Many and later cases might be cited to the same effect, but we know of none which will support the contention of petitioners here. Let us contrast the situation in this proceeding with that supposed in the quotation from the opinion in Havemeyer v. Superior Court. If we were to hold that the order of respondent court refusing leave to bring in the irrigation district as a party was erroneously made, we are asked to correct that error by deciding, in effect, that the new party shall be brought in, are sought to demean ourselves as if in fact it had been brought in, and are upon that foundation requested to declare that respondent judges are disqualified. While it is said in the quotation that the writ " is primarily and principally preventive," we are expected first, or primarily, upon petition for the writ, to administer a corrective, and thereafter, or secondarily, to administer the preventive purely as a resultant from the corrective. It is said, again, that
" When a case arises in which there are proceedings to be stayed or prevented, it [the writ] will also annul such prior proceedings as may be necessary to make the remedy complete."

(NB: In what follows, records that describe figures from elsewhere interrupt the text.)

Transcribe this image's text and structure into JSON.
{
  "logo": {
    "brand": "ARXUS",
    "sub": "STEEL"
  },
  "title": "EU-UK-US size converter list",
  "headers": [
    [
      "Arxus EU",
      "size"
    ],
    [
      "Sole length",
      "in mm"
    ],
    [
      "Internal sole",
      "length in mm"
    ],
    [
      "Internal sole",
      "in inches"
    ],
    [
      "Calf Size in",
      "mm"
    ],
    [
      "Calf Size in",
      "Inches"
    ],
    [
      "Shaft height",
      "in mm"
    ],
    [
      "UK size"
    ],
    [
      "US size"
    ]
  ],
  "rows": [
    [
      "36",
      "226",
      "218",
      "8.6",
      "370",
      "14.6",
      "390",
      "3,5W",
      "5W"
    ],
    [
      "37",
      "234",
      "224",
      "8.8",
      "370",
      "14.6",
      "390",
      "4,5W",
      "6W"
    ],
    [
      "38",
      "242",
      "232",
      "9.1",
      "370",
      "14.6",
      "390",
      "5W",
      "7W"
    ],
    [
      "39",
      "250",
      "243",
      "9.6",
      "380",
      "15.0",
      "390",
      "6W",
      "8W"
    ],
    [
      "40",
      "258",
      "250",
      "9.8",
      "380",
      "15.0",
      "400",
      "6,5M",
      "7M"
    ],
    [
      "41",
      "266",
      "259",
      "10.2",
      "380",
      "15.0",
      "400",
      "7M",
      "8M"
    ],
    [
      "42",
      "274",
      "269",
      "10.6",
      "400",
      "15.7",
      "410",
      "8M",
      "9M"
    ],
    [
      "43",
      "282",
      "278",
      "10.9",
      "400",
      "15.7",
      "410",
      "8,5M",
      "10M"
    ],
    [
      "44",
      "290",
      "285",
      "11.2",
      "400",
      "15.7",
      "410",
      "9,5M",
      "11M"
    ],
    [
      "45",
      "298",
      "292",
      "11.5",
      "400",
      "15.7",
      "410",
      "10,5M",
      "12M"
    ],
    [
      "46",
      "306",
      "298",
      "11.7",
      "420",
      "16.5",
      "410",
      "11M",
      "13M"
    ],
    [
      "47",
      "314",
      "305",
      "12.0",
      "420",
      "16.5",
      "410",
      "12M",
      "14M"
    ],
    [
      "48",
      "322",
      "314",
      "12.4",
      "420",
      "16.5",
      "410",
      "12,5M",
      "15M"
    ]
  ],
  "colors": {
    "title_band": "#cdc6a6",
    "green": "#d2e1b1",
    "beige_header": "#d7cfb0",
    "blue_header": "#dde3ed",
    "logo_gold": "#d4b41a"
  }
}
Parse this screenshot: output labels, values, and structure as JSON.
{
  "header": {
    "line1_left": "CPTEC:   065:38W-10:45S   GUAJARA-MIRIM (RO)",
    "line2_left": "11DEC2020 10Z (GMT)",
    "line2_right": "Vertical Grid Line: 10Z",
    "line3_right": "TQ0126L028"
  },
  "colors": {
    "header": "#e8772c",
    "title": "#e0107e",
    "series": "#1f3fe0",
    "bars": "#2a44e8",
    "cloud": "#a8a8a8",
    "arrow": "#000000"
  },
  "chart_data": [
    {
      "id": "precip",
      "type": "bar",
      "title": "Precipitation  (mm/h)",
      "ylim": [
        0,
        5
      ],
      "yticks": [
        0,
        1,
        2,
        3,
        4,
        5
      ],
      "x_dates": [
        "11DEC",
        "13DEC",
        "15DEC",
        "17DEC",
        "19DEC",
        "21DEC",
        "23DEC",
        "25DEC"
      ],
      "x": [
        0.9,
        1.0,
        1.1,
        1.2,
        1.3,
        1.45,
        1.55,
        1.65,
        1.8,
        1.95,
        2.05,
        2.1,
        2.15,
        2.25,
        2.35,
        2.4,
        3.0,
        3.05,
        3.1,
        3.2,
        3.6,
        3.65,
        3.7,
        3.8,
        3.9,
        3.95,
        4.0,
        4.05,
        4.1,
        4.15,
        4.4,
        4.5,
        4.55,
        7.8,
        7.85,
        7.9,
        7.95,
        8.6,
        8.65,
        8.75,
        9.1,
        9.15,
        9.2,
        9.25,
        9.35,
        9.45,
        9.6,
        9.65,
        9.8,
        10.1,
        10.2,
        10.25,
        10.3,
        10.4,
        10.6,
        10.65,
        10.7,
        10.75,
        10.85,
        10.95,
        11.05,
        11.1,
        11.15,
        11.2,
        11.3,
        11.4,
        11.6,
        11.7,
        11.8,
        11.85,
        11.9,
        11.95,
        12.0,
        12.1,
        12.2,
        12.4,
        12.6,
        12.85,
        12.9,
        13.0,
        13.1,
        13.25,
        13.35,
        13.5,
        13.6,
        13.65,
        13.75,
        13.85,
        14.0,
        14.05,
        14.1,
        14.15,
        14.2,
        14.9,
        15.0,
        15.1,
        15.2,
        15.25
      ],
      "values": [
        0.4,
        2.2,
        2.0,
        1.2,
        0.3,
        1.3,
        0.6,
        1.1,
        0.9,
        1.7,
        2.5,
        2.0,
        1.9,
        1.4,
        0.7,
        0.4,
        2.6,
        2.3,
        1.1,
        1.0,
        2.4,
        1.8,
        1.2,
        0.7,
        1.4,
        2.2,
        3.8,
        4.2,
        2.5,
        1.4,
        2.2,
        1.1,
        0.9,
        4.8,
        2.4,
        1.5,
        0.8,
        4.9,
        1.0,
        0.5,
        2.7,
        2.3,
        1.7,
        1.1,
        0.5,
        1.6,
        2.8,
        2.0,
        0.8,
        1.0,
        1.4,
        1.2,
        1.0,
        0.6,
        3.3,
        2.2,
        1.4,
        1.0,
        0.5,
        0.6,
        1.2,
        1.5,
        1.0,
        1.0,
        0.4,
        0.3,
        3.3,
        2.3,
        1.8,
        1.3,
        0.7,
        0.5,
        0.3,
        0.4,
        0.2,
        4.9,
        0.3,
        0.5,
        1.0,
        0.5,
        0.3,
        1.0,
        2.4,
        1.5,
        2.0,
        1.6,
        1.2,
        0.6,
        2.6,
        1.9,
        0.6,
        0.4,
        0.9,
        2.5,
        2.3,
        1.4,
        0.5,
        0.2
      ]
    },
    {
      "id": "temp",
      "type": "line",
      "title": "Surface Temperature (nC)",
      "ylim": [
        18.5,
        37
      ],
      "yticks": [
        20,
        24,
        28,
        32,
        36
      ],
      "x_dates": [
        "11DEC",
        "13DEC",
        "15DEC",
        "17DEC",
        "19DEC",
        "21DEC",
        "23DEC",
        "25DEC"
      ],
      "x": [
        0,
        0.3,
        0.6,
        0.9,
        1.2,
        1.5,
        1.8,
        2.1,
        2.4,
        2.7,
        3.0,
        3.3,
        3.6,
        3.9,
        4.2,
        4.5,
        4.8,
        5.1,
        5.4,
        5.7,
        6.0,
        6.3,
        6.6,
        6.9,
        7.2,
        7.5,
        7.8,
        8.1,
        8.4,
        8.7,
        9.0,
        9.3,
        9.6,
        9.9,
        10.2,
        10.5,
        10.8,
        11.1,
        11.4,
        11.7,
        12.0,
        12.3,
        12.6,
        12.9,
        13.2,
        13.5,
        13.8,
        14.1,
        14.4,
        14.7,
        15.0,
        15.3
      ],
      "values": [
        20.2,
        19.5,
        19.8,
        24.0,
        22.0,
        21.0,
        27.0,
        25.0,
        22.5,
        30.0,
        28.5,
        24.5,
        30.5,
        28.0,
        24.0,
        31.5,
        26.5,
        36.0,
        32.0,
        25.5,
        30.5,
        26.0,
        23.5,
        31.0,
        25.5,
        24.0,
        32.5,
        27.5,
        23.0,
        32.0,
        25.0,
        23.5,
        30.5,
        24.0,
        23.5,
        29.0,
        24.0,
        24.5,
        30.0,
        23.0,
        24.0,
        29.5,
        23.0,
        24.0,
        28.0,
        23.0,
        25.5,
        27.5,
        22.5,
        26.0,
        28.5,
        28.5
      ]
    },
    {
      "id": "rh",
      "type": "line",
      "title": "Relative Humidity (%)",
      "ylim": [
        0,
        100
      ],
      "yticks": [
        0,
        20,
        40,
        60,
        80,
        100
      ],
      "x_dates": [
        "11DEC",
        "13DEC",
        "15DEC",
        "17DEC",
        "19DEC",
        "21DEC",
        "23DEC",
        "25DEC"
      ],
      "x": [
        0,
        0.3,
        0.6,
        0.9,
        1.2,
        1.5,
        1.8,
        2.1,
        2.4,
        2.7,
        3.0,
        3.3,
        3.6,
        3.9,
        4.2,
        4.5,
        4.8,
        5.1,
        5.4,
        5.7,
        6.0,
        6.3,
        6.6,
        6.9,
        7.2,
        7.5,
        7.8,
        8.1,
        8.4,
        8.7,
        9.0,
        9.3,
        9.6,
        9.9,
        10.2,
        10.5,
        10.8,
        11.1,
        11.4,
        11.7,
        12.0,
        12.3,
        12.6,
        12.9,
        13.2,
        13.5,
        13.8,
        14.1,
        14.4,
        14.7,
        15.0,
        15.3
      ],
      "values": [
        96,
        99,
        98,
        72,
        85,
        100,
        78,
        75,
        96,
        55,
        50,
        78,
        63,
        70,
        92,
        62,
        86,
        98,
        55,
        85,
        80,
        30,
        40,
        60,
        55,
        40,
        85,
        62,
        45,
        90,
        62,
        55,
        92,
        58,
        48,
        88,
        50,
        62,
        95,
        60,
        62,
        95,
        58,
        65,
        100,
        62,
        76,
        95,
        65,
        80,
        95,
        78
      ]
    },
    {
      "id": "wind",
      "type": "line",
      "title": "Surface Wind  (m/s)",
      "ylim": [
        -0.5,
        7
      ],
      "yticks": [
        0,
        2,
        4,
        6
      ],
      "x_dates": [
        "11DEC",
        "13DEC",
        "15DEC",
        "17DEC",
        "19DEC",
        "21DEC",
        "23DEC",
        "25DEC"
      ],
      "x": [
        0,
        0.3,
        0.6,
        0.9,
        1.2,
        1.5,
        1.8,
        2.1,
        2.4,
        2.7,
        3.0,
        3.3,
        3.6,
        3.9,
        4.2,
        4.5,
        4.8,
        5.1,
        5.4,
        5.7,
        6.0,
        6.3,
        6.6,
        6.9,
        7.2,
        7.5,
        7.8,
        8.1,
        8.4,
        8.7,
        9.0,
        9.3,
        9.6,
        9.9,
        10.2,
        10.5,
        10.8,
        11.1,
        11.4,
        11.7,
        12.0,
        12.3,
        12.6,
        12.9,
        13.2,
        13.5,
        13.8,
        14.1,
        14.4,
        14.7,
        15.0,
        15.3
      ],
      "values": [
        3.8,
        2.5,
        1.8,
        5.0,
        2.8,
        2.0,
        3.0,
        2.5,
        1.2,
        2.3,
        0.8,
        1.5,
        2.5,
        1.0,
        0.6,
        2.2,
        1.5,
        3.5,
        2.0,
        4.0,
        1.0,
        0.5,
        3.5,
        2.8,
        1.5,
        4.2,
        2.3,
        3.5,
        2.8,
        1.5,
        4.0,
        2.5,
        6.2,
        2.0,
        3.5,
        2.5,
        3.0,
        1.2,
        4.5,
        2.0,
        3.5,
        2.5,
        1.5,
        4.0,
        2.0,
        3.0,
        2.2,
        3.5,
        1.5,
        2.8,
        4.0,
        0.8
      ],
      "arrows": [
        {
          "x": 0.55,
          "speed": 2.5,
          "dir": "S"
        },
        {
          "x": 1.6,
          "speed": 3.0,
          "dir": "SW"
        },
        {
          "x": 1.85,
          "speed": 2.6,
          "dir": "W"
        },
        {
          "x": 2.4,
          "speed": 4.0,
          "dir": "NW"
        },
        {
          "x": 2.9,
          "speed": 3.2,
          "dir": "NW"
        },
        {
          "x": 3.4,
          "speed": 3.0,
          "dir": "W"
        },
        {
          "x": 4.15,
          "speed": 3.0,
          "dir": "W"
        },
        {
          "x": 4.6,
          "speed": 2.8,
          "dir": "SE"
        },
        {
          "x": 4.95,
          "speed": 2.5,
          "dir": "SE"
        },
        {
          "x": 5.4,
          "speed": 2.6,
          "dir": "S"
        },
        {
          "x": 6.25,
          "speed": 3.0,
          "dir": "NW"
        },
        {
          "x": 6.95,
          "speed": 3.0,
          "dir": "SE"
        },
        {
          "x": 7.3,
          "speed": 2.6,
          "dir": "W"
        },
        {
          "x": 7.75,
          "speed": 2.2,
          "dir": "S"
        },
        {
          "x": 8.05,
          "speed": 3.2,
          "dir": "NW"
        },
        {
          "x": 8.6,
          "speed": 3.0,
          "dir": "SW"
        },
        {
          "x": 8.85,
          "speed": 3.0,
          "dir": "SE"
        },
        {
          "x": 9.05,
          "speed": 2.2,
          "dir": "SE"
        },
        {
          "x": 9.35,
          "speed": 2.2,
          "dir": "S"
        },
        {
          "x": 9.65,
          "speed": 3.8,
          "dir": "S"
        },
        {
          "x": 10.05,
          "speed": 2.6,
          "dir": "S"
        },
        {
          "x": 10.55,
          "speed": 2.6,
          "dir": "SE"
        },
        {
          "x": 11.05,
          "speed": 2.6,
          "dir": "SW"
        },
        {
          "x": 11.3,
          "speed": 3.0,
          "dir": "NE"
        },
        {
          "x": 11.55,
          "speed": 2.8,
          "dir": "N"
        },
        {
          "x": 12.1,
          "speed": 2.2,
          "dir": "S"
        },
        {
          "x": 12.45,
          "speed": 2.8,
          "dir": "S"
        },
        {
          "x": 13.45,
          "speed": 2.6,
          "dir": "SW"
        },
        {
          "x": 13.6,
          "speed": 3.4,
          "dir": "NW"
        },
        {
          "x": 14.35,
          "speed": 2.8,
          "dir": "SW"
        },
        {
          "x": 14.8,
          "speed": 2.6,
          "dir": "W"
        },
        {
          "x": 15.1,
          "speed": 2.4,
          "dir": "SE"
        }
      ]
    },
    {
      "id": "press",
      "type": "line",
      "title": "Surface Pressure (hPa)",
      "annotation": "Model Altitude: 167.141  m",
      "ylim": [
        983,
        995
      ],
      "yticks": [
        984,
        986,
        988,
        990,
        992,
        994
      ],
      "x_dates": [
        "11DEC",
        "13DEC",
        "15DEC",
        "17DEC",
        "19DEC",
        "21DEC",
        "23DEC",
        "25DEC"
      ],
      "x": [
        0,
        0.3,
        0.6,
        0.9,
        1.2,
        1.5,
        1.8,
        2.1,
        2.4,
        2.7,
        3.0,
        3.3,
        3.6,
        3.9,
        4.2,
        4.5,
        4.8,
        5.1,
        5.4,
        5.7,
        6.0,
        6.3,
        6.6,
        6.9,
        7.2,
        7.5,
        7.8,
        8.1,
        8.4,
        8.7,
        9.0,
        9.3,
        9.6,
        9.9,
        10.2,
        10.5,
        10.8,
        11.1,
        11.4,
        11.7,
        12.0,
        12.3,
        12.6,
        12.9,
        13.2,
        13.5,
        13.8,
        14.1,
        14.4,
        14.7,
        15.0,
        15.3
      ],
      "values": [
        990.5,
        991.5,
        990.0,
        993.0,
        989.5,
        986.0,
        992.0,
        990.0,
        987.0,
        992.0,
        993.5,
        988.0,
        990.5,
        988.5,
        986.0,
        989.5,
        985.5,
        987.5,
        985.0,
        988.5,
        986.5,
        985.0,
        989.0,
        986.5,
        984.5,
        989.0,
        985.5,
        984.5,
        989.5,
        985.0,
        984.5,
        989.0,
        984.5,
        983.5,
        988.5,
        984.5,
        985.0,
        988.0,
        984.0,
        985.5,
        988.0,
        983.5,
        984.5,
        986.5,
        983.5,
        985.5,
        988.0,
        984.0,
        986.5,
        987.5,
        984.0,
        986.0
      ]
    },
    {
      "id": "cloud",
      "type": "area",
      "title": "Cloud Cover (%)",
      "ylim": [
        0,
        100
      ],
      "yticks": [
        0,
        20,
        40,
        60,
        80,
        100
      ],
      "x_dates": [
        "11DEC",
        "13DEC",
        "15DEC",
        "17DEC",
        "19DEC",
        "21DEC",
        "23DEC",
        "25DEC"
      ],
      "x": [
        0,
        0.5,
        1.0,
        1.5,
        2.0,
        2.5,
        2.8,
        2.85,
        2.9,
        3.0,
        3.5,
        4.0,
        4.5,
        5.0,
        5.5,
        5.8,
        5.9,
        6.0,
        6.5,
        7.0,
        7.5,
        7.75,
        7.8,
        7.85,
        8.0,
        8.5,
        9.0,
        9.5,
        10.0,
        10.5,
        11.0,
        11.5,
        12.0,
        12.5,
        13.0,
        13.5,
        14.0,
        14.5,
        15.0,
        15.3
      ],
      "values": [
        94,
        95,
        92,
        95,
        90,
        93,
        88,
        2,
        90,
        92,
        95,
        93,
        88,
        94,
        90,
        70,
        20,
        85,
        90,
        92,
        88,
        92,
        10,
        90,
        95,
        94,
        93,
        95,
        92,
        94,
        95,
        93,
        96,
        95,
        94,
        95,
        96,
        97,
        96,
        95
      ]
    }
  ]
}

Here we are asked to annul a prior proceeding to the end that there may thereupon arise or be made apparent a proceeding to be stayed or prevented. We are not in the position of a court of equity, which, after having acquired jurisdiction, will afford complete relief; but it is insisted that we may award a preliminary corrective relief as a foundation for the acquisition of jurisdiction or power to afford the preventive relief which is the usual and ordinary purpose of the writ. We are satisfied that petitioner is not entitled to the ultimate relief which is sought.
The alternative writ of prohibition is vacated, and a peremptory writ is denied.
We concur: FINLAYSON, P. J.; CRAIG, J.